On-field in-situ balancing of industrial blower or impeller is a very convenient and precise way to reduce machine vibrations. In-situ balancing refers to field balancing of rotating machine in its place of assembly without requiring to dismantle the machine structure. Additionally, the results obtained are of the entire machine structure and helps in analysis of vibration related problems other than unbalance. This saves considerable efforts, time and costs.
Our proprietary automatic 2-round field balancing method uses external stroboscope to indicate the actual point of unbalance in first round without requiring external tachometer input or manually tuned speed input.
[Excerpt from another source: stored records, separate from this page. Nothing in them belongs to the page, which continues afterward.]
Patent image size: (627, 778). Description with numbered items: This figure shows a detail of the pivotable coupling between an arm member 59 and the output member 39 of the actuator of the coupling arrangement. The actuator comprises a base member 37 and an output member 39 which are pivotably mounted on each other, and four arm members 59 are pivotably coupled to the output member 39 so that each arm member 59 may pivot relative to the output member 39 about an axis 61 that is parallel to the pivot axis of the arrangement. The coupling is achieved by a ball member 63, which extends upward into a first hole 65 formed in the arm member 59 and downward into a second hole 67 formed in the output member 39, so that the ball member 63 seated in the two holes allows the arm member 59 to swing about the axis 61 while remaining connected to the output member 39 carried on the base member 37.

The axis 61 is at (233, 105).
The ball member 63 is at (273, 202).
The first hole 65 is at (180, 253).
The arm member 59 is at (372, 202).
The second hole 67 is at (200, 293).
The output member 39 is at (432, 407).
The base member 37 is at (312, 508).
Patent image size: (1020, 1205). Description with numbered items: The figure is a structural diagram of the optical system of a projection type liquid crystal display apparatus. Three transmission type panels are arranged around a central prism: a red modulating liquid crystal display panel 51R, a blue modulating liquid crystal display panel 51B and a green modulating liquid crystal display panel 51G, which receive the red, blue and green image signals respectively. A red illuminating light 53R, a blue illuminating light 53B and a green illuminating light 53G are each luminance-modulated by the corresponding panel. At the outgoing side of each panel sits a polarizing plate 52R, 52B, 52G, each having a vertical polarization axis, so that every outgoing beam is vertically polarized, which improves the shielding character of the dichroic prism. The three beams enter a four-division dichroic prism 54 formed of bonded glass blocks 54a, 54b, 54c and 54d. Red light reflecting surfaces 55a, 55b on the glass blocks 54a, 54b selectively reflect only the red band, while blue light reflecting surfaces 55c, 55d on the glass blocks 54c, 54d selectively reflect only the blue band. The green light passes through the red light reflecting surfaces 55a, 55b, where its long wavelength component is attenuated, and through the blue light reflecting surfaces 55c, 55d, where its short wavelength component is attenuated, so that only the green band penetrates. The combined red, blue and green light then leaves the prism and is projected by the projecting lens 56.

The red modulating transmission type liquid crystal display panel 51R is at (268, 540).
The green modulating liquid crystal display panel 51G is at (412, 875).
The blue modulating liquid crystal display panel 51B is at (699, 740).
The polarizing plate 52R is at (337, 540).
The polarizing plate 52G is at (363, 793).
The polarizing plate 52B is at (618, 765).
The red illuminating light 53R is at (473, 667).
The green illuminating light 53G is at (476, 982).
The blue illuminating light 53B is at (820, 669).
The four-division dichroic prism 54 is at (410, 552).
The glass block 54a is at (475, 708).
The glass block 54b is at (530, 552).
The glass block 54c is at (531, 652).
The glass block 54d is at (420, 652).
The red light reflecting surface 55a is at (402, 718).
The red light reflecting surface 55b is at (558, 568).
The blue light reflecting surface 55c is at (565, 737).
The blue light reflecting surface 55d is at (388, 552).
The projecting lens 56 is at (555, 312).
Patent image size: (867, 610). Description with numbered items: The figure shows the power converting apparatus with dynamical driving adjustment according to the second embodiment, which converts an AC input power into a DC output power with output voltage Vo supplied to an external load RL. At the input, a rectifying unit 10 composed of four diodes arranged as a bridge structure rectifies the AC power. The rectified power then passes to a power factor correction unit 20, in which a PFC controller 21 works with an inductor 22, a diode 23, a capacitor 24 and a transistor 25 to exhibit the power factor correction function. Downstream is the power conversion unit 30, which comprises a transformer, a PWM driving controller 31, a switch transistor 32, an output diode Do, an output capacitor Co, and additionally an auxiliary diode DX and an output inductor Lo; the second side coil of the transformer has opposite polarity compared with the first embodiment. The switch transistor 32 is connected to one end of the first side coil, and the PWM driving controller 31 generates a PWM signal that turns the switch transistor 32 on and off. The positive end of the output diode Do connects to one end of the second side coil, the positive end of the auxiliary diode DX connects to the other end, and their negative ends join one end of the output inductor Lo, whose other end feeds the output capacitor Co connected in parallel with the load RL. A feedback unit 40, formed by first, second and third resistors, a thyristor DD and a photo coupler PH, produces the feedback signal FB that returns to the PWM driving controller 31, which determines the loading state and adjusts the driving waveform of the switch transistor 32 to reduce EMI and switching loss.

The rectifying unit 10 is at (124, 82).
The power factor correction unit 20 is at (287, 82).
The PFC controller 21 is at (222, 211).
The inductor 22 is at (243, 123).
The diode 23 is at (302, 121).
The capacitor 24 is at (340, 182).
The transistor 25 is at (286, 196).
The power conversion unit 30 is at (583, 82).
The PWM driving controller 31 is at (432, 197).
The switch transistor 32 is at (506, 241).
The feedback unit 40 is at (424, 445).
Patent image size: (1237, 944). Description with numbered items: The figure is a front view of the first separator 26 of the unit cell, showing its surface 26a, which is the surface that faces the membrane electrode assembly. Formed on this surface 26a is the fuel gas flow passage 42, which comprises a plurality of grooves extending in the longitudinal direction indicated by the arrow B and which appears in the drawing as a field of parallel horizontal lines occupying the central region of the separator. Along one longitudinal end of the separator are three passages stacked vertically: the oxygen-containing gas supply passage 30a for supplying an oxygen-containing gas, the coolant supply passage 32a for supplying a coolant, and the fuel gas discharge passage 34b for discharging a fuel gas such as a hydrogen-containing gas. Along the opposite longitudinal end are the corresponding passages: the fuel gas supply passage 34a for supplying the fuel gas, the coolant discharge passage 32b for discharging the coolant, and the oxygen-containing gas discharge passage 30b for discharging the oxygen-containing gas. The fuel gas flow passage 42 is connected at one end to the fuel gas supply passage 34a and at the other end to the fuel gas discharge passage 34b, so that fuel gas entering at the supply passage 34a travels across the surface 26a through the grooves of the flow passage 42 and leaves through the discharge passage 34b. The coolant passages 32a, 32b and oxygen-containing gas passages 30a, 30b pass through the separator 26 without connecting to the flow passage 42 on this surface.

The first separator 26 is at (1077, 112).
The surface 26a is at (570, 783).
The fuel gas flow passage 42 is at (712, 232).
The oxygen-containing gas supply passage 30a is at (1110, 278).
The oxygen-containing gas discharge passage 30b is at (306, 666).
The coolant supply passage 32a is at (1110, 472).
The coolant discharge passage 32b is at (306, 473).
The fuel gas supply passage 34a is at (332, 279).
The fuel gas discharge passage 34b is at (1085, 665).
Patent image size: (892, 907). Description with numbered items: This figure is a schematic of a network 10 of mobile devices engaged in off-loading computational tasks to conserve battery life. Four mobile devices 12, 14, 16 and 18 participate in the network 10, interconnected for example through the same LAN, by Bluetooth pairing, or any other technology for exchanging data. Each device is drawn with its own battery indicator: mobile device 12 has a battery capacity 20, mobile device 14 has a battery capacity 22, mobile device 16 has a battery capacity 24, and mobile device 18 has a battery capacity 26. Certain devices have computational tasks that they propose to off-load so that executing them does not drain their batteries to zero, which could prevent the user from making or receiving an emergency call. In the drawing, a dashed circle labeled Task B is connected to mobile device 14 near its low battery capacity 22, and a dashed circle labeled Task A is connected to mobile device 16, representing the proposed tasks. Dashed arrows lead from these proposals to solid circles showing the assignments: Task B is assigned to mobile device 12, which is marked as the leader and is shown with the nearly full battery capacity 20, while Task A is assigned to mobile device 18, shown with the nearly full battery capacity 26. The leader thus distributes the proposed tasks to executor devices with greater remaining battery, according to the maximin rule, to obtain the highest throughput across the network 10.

Read more about how it automatically derives machine speed from vibration unbalance signal on our blog Single plane field balancing
In this discussion we will clarify how to use stroboscope for field balancing in different conditions. This discussion applies to all types of industrial centrifugal and axial fans including blowers, ID fans, FD fans, impellers, cooling tower fans which are either direct driven or belt driven. Drive or mounting arrangements can be any of the below mentioned types:
Direct mounted or integrally directly connected to the motor
Overhung with one bearing in bracket
Overhung with two bearings on base on the same side
Center mounted with two bearings, one of each side
In almost all scenarios with the exception of cooling tower fan, the industrial blower or impeller will be enclosed with a small inspection window opening. For this discussion, we will be considering only single plane field balancing of industrial blower or impeller to simplify the concept. Below assumptions have been taken into consideration:
Industrial blower or impeller is considered to be single plane since the distance between its two plates is very less.
Addition or removal of weight is done on the back plate
In case of overhung mounting, accelerometer is mounted on bearing A as shown in figure 2
If the vibrations at one bearing reduces and at other increases during the procedure, then you must consider performing dual plane balancing and check unbalance location on both planes. As long as overall vibrations at both bearings are reduced, single plane balancing is sufficient.
Field balancing equipment
Equipment required for field balancing is termed as field balancing equipment or portable dynamic balancing machine or portable vibration analyzer and balancer or a combination of above terms which all mean the same. We will be using metro B6012 portable vibration analyzer and balancer.
Vibration sensor or accelerometer will be the zero reference while using Automatic 2-round balancing, i.e. point of unbalance will be indicated with respect to accelerometer. It will be mounted in horizontal direction on the nearest bearing housing using a strong magnet. In case the blower or impeller is directly driven, accelerometer will be mounted on motor's bearing housing, not on the motor housing. The size and/or weight capacity of industrial blower or impeller which can be balanced using portable balancing equipment is not a relevant measure since the industrial blower or impeller is driven by its own motor and the portable balancer does not bear it's load. Accelerometer should be mounted as close to the industrial blower or impeller as possible. Note that accelerometer should only be mounted on stationary object directly in contact with the rotating structure under maintenance like bearing housing and not on the casing or enclosure of the industrial blower or impeller.
Field balancing setup
Using external stroboscope for field balancing requires to mark equidistant characters (numbers, letters, etc.) on the rotating object for visually indicating the point of unbalance. You can read more about it's operation principal in our single plane field balancing blog. When an industrial blower or impeller is rotating, all its connected parts are rotating synchronously with it, like shaft, motor's rotor and motor's back fan. It is not always feasible or convenient to mark equidistant characters on the industrial blower or imepller and observe point of unbalance through the inspection window. In such cases, equidistant markings can be done either on the directly connected shaft (by removing the shaft cover) or on the motor's fan (by removing the back plate).
Total vibration measurement and analysis
It is always a good idea to first measure and analyze vibrations in all 3 directions (horizontal, vertical and axial) on all bearings and confirm the major cause of vibrations to be unbalance and then proceed for field balancing.
Field balancing method
We will be using Automatic 2-round field balancing method described in our blog Single plane field balancing
Location of point of unbalance
Point of unbalance for adding or removing weight (as per your selection in the metro B6012) will be indicated by the character marking, appearing visually steady during stroboscope flashing, in straight line with the horizontally mounted accelerometer. Accelerometer is the zero reference. Read details about it's working in our blog. The concept is simple: observe unbalance location at any easily accessible location which rotates synchronously with the blower or impeller under maintenance. This point can then be extended in a straight line to locate the point on blower or impeller. Unbalance location can be observed in any one of the following ways:
On the blower or impeller by marking characters on it from the inspection window as shown in figure 3
On the shaft by marking characters as shown in figure 4
On the motor fan by marking characters and removing the motor back cover as shown in figure 5
Adding or removing trial weight
Addition or removal of trial weight must always be performed on the industrial fan and not on the shaft even though the marking may be on shaft or motor's back fan. While adding or removing weight through the inspection window, rotate the industrial blower or imepller to bring the observed marking at the inspection window and perform process at this location only. If it is not feasible to add or remove weight at the indicated point of unbalance, either use the nearest feasible location or split the desired weight into two and add or remove on either sides.